REPUBLIKA.CO.ID, BANDUNG -- Kuasa hukum Ira Mambo dan terdakwa pelecehan seksual Herry Wirawan akan menanggapi (duplik) terhadap tanggapan (replik) jaksa penuntut umum (JPU) terhadap pembelaan atau pleidoi yang telah disampaikan beberapa waktu lalu.
Sebelumnya, JPU menanggapi pembelaan terdakwa dengan tetap menuntut hukuman mati dan kebiri. "Besok agendanya duplik," ujar Kasipenkum Kejaksaan Tinggi Jawa Barat Dodi Gazali Emil saat dihubungi wartawan, Rabu (2/2/2022).
Ia melanjutkan setelah duplik, sidang terakhir akan dilakukan yaitu sidang putusan. Sidang putusan akan dilaksanakan secara terbuka. Sedangkan jadwal sidang putusan akan bergantung majelis hakim.
"Tergantung majelis hakim menentukan jadwal (sidang putusan)," katanya.
Kuasa hukum terdakwa Herry Wirawan, Ira Mambo mengaku sudah menyiapkan bahan duplik yang akan disampaikan kepada majelis hakim dan JPU. Pihaknya saat ini belum dapat menyampaikan materi duplik yang akan disampaikan.
"Kalau intinya (isi duplik) kita tidak bisa karena sidang tertutup.

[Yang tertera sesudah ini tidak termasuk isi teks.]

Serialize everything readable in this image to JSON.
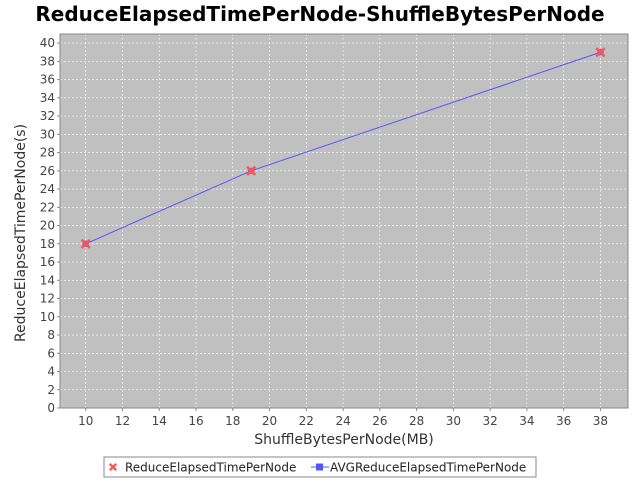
{
  "chart_data": {
    "type": "line",
    "title": "ReduceElapsedTimePerNode-ShuffleBytesPerNode",
    "xlabel": "ShuffleBytesPerNode(MB)",
    "ylabel": "ReduceElapsedTimePerNode(s)",
    "xlim": [
      8.6,
      39.5
    ],
    "ylim": [
      0,
      41
    ],
    "xticks": [
      10,
      12,
      14,
      16,
      18,
      20,
      22,
      24,
      26,
      28,
      30,
      32,
      34,
      36,
      38
    ],
    "yticks": [
      0,
      2,
      4,
      6,
      8,
      10,
      12,
      14,
      16,
      18,
      20,
      22,
      24,
      26,
      28,
      30,
      32,
      34,
      36,
      38,
      40
    ],
    "grid": true,
    "legend_position": "bottom-center",
    "series": [
      {
        "name": "ReduceElapsedTimePerNode",
        "kind": "scatter",
        "marker": "x",
        "color": "#ff5555",
        "x": [
          10,
          19,
          38
        ],
        "y": [
          18,
          26,
          39
        ]
      },
      {
        "name": "AVGReduceElapsedTimePerNode",
        "kind": "line",
        "marker": "square",
        "color": "#5555ff",
        "x": [
          10,
          19,
          38
        ],
        "y": [
          18,
          26,
          39
        ]
      }
    ]
  },
  "colors": {
    "plot_background": "#c0c0c0",
    "gridline": "#ffffff",
    "axis": "#888888"
  }
}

Isinya duplik tetap pada mempertahankan pembelaan kita," katanya.
Sebelumnya, Kepala Kejaksaan Tinggi (Kejati) Jabar Asep N Mulyana membacakan tanggapan atau replik terhadap pembelaan (pleidoi) Herry Wirawan maupun penasehat hukum pada sidang kasus pelecehan seksual di PN Bandung, Kamis (27/1/2022). Jaksa tetap menuntut terdakwa dengan hukuman mati ditambah hukuman kebiri.
"Dalam replik kami pada intinya kami tetap pada tuntutan semula dan memberikan penegasan beberapa hal pertama bahwa tuntutan mati diatur dalam regulasi diatur dalam ketentuan perundang-undangan artinya bahwa yang kami lakukan sesuai ketentuan yang berlaku," ujarnya kepada wartawan seusai sidang di PN Bandung, Kamis (27/1/2022).
Ia melanjutkan restitusi atau ganti rugi yang diajukan kepada terdakwa merupakan hasil perhitungan Lembaga Perlindungan Saksi dan Korban (LPSK). Bahkan angka ganti rugi sebesar Rp 331 juta tidak sepadan dengan penderitaan korban.
"Kami menyampaikan kepada majelis hakim kami meminta agar yayasan dan aset terdakwa itu dirampas untuk negara dan dilelang hasilnya digunakan untuk restorasi korban baik untuk sekolah maupun kepentingan keberlangsungan hidup anak anak korban tanpa sedikit pun mengurangi tanggung jawab negara dan pemerintah melindungi korban," katanya.